Opportunities And Challenges With Open-Source Hardware In System Development

For many years now, there has been a trend toward open source in the field of system development. It can be seen in software libraries for the product itself as well as in development tools.

A clear motivation for open source lies in the fact that not charging license fees makes a product more attractive on the market. It may also enable further development of the software component, depending on the license model. However, few companies will make use of this option, as it leaves them dependent on the further development of the main product. Another advantage of open-source developments is that they often enjoy a larger and more widely distributed user community, which can take care of maintenance and further development and clarify unresolved questions. The more specialized the open-source component, the smaller this benefit.

Having a distributed developer community, as is common in the case of open source, can also be a disadvantage. Manufacturers of safety-critical products, such as those used in the automotive sector, absolutely need their suppliers to be able to point to a specific software developer so they can respond to liability and warranty issues.
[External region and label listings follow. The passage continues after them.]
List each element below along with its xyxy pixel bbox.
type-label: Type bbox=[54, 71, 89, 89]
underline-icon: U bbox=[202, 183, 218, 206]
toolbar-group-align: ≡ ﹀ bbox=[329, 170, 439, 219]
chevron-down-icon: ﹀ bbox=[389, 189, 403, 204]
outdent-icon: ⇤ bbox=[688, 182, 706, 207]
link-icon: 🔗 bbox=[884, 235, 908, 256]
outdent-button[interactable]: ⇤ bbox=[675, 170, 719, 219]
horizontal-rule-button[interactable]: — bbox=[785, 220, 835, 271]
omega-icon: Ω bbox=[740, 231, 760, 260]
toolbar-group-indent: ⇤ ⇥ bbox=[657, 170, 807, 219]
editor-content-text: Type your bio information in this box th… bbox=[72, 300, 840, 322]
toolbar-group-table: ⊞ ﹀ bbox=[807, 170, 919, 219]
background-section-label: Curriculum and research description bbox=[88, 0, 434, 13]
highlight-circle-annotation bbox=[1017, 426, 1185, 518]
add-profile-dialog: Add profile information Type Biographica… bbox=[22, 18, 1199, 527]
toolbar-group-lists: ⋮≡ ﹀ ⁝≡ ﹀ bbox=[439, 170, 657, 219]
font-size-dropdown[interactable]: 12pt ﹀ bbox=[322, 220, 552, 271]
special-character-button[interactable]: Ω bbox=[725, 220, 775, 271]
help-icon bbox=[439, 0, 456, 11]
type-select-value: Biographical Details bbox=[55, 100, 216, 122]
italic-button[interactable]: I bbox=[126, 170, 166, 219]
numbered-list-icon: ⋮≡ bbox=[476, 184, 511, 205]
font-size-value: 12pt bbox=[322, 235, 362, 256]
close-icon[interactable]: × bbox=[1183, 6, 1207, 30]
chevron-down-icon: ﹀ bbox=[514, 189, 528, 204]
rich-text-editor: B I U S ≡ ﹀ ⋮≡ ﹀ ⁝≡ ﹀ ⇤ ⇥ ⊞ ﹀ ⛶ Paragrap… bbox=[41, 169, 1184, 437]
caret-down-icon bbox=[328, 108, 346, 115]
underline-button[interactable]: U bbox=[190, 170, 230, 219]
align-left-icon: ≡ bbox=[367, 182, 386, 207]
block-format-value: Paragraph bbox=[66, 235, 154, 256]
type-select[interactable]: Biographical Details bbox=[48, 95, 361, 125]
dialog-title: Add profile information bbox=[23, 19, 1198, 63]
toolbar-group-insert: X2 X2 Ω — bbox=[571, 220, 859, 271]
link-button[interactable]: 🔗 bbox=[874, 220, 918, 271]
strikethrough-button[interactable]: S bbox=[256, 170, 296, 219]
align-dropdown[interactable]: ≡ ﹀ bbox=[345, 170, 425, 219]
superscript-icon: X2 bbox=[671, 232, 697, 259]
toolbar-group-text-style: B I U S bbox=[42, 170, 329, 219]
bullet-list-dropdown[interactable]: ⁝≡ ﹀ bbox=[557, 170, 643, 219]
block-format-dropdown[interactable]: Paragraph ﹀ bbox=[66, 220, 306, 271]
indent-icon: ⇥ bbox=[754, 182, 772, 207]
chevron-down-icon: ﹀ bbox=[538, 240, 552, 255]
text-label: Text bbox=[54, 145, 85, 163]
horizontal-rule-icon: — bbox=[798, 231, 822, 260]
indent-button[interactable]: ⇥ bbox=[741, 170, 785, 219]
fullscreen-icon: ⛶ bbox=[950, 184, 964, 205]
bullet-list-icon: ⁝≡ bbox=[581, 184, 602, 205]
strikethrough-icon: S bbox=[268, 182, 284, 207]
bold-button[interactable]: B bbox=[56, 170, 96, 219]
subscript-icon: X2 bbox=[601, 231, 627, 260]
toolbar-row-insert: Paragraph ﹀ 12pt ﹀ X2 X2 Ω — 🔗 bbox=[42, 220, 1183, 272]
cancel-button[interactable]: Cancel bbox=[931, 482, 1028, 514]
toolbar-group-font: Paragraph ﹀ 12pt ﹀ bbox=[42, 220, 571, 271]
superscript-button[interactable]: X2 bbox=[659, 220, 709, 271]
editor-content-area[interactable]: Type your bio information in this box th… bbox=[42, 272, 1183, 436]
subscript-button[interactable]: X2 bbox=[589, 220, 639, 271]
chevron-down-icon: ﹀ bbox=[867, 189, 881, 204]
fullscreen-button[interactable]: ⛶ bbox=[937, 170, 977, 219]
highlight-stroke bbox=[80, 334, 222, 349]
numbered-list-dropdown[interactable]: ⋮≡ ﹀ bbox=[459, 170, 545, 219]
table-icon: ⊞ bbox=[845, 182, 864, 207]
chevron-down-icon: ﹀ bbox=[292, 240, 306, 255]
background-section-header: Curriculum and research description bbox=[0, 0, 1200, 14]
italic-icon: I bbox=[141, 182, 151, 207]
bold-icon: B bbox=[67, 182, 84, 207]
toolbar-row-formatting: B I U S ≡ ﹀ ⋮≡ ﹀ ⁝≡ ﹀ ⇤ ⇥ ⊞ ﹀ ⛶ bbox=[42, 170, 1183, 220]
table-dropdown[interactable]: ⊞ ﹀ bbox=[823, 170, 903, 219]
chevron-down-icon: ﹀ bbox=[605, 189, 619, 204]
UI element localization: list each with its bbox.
Otherwise, legal requirements are left unmet and incalculable risks arise.

“Open source” commonly refers to software, but a lively open-source hardware community has also been developing for some years now. There is, of course, a fundamental difference: With hardware, the design data can be disclosed and distributed free of charge as an alternative to licensed IP. However, the production of silicon is always associated with costs for mask sets and wafer runs. Depending on the planned number of units, these costs can be reduced by using multi-project wafers (MPWs).

One of the best-known representatives of open-source hardware is the RISC-V processor’s open instruction set architecture (ISA). This is a topic of growing interest for an ever-expanding community. The architecture is finding its way into many chip design projects for non-safety-critical applications. However, additions have now also been made to the architecture for safety-critical areas.
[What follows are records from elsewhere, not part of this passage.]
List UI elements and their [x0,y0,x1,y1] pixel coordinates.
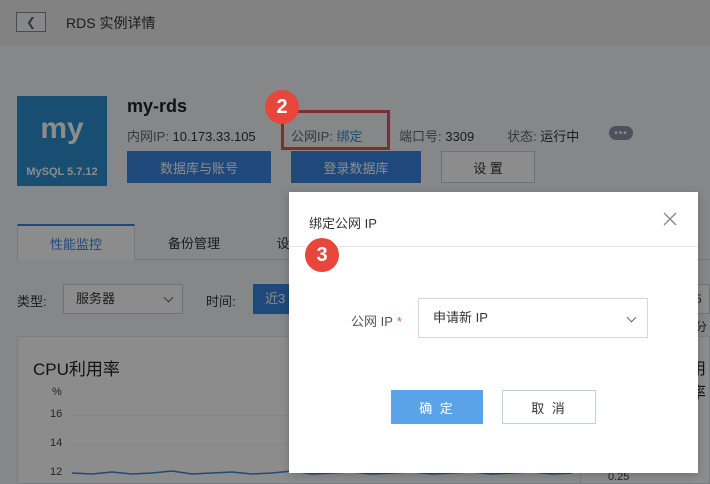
confirm-button[interactable]: 确 定 [391,390,483,424]
cancel-button[interactable]: 取 消 [502,390,596,424]
dialog-divider [289,246,698,247]
public-ip-field-label: 公网 IP * [351,311,402,330]
public-ip-select-value: 申请新 IP [433,310,488,325]
dialog-title: 绑定公网 IP [309,216,377,231]
step-3-badge: 3 [305,238,339,272]
field-label-text: 公网 IP [351,314,393,329]
public-ip-select[interactable]: 申请新 IP [418,298,648,338]
step-2-badge: 2 [265,90,299,124]
chevron-down-icon [626,312,637,323]
required-mark: * [396,314,402,329]
bind-public-ip-dialog: 绑定公网 IP 公网 IP * 申请新 IP 确 定 取 消 [289,192,698,473]
close-icon[interactable] [661,210,679,228]
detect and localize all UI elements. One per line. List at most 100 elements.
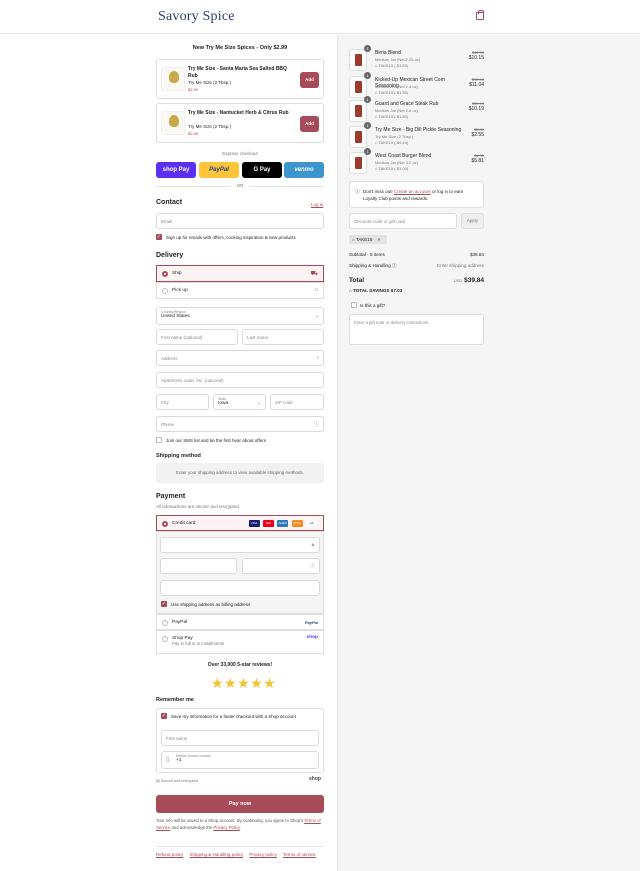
item-discount: ⌂ TAKE15 (-$1.80) xyxy=(375,63,408,68)
subtotal-value: $39.84 xyxy=(469,252,484,257)
apply-button[interactable]: Apply xyxy=(461,213,484,229)
expiry-field[interactable] xyxy=(160,558,237,574)
total-row: Total USD $39.84 xyxy=(349,277,484,284)
header: Savory Spice xyxy=(0,0,640,34)
discount-code-input[interactable]: Discount code or gift card xyxy=(349,213,457,229)
credit-card-option[interactable]: Credit card VISA MC AMEX DISC +8 xyxy=(156,515,324,531)
item-size: Medium Jar (Net 2.25 oz) xyxy=(375,57,421,62)
card-logos: VISA MC AMEX DISC +8 xyxy=(247,520,317,527)
security-code-field[interactable]: ⓘ xyxy=(242,558,320,574)
pickup-option[interactable]: Pick up ⌂ xyxy=(156,282,324,299)
phone-field[interactable]: Phone ⓘ xyxy=(156,416,324,432)
lock-icon: 🔒︎ xyxy=(311,542,314,547)
ship-label: Ship xyxy=(172,271,182,276)
country-select[interactable]: Country/Region United States ⌄ xyxy=(156,307,324,325)
credit-card-label: Credit card xyxy=(172,521,196,526)
shipping-method-heading: Shipping method xyxy=(156,453,201,459)
visa-icon: VISA xyxy=(248,520,260,527)
discount-tag-label: TAKE15 xyxy=(355,237,373,242)
first-name-field[interactable]: First name (optional) xyxy=(156,329,238,345)
currency: USD xyxy=(453,278,463,283)
city-field[interactable]: City xyxy=(156,394,209,410)
remember-first-name-field[interactable]: First name xyxy=(161,730,319,746)
remove-discount-icon[interactable]: × xyxy=(378,237,381,242)
store-icon: ⌂ xyxy=(314,287,318,293)
subtotal-label: Subtotal · 5 items xyxy=(349,252,385,257)
shipping-policy-link[interactable]: Shipping & Handling policy xyxy=(190,852,244,857)
ship-option[interactable]: Ship ⛟ xyxy=(156,265,324,282)
or-divider: OR xyxy=(156,183,324,188)
mobile-phone-field[interactable]: ▯ Mobile phone number +1 xyxy=(161,751,319,769)
upsell-title: New Try Me Size Spices - Only $2.99 xyxy=(192,45,288,51)
gift-note-textarea[interactable]: Enter a gift note or delivery instructio… xyxy=(349,314,484,345)
terms-of-service-link[interactable]: Terms of service xyxy=(283,852,316,857)
info-icon: ⓘ xyxy=(355,189,360,194)
cart-icon[interactable] xyxy=(476,10,484,20)
legal-middle: and acknowledge the xyxy=(171,824,213,830)
create-account-link[interactable]: Create an account xyxy=(394,189,431,194)
phone-placeholder: Phone xyxy=(161,422,175,427)
product-image xyxy=(161,111,185,135)
venmo-button[interactable]: venmo xyxy=(284,162,324,178)
sms-checkbox[interactable] xyxy=(156,437,162,443)
chevron-down-icon: ⌄ xyxy=(315,313,319,318)
upsell-product-name: Try Me Size - Santa Maria Sea Salted BBQ… xyxy=(188,66,287,79)
upsell-card: Try Me Size - Santa Maria Sea Salted BBQ… xyxy=(156,59,324,99)
legal-end: . xyxy=(239,824,241,830)
total-label: Total xyxy=(349,277,365,284)
address-field[interactable]: Address ⌕ xyxy=(156,350,324,366)
upsell-product-size: Try Me Size (2 Tbsp.) xyxy=(188,124,232,129)
paypal-button[interactable]: PayPal xyxy=(199,162,239,178)
privacy-link[interactable]: Privacy Policy xyxy=(213,825,239,830)
name-on-card-field[interactable] xyxy=(160,580,320,596)
login-link[interactable]: Log in xyxy=(311,202,323,207)
paypal-radio[interactable] xyxy=(162,620,168,626)
help-icon[interactable]: ⓘ xyxy=(311,563,316,569)
add-upsell-button[interactable]: Add xyxy=(300,72,319,88)
shop-pay-subtitle: Pay in full or in installments xyxy=(172,641,225,646)
credit-card-radio[interactable] xyxy=(162,521,168,527)
item-price: $5.81 xyxy=(471,158,484,164)
state-select[interactable]: State Iowa ⌄ xyxy=(213,394,266,410)
apartment-field[interactable]: Apartment, suite, etc. (optional) xyxy=(156,372,324,388)
last-name-field[interactable]: Last name xyxy=(242,329,324,345)
help-icon[interactable]: ⓘ xyxy=(315,421,320,427)
help-icon[interactable]: ⓘ xyxy=(392,263,397,268)
item-price: $10.15 xyxy=(468,55,484,61)
payment-subtitle: All transactions are secure and encrypte… xyxy=(156,504,241,509)
card-number-field[interactable]: 🔒︎ xyxy=(160,537,320,553)
item-name: Guard and Grace Steak Rub xyxy=(375,101,439,107)
legal-line: Your info will be saved to a Shop accoun… xyxy=(156,818,304,823)
payment-heading: Payment xyxy=(156,493,186,500)
privacy-policy-link[interactable]: Privacy policy xyxy=(249,852,277,857)
item-discount-code: TAKE15 (-$1.95) xyxy=(378,90,409,95)
contact-heading: Contact xyxy=(156,199,183,206)
star-rating-icon: ★★★★★ xyxy=(211,675,277,691)
email-field[interactable]: Email xyxy=(156,213,324,229)
ship-radio[interactable] xyxy=(162,271,168,277)
google-pay-button[interactable]: G Pay xyxy=(242,162,282,178)
refund-policy-link[interactable]: Refund policy xyxy=(156,852,183,857)
pay-now-button[interactable]: Pay now xyxy=(156,795,324,813)
remember-me-heading: Remember me xyxy=(156,697,194,703)
paypal-label: PayPal xyxy=(172,620,188,625)
shop-pay-button[interactable]: shop Pay xyxy=(156,162,196,178)
save-info-checkbox[interactable] xyxy=(161,713,167,719)
product-thumbnail xyxy=(349,49,367,71)
shipping-notice: Enter your shipping address to view avai… xyxy=(156,463,324,483)
save-info-label: Save my information for a faster checkou… xyxy=(171,714,296,719)
quantity-badge: 1 xyxy=(364,45,371,52)
brand-logo[interactable]: Savory Spice xyxy=(158,9,235,25)
paypal-option[interactable]: PayPal PayPal xyxy=(156,614,324,630)
billing-checkbox[interactable] xyxy=(161,601,167,607)
item-name: West Coast Burger Blend xyxy=(375,153,432,159)
product-thumbnail xyxy=(349,76,367,98)
add-upsell-button[interactable]: Add xyxy=(300,116,319,132)
footer-links: Refund policy Shipping & Handling policy… xyxy=(156,852,321,857)
shop-pay-radio[interactable] xyxy=(162,636,168,642)
gift-checkbox[interactable] xyxy=(351,302,357,308)
pickup-radio[interactable] xyxy=(162,288,168,294)
shop-pay-option[interactable]: Shop Pay Pay in full or in installments … xyxy=(156,630,324,654)
email-signup-checkbox[interactable] xyxy=(156,234,162,240)
zip-field[interactable]: ZIP code xyxy=(270,394,324,410)
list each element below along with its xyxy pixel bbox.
As with software IP, the added value of open source in hardware lies in the transparency of the installed components. Theoretically, it is possible to test the design IP for errors and exclude backdoors or malicious code. The large amount of work this involves can be reduced by distributing tasks within the community. In this way, open source can always help protect and create trustworthy electronics.

Another aspect of open-source hardware is the availability of technology libraries for production in a specific foundry. The process design kit (PDK) required for this is usually free of charge anyway, as the money is earned with the production of the silicon. However, foundries generally only provide the PDK for their technologies upon the signing of a non-disclosure agreement (NDA). This is to ensure that knowledge about the technology is not disseminated in an uncontrolled way. The PDK contains critical information on the technology’s possibilities and its limitations, and may even allow conclusions to be drawn about the steps in the production process.

In sum, an open-source PDK is a sensible way to provide start-ups and research institutions with low-threshold access to semiconductor technologies. This also greatly reduces the administrative workload for design projects in education. The SkyWater PDKs were a good example of this, and their discontinuation has left a gap in the market. But the Europe-based foundry IHP, for instance, offers an open-source PDK for its 130nm technology. Although this is a comparatively large technology node, it takes into account special requirements such as radiation-hardened applications.

The market for development tools in chip design is currently heavily dominated by a few commercial providers. While open-source alternatives are emerging here, too, they mainly occupy niches in the field of research and teaching. One reason for this is certainly the huge amount of effort required to put together a complete development process, from a high-level description to physical implementation, sign-off, and validation using tools from a wide variety of sources. Another challenge is that the foundries have to support the open-source tool with their technology libraries. This effort is already very high for the few commercial providers of electronic design automation (EDA).

Open source is a promising alternative at various points in the development of integrated hardware/software systems. The additional opportunities offered by a broad community and transparency are offset by challenges such as compatibility and risks in the area of warranties. It remains to be seen what subsectors can be filled and which of these will prevail on the market. Development will certainly continue in this direction.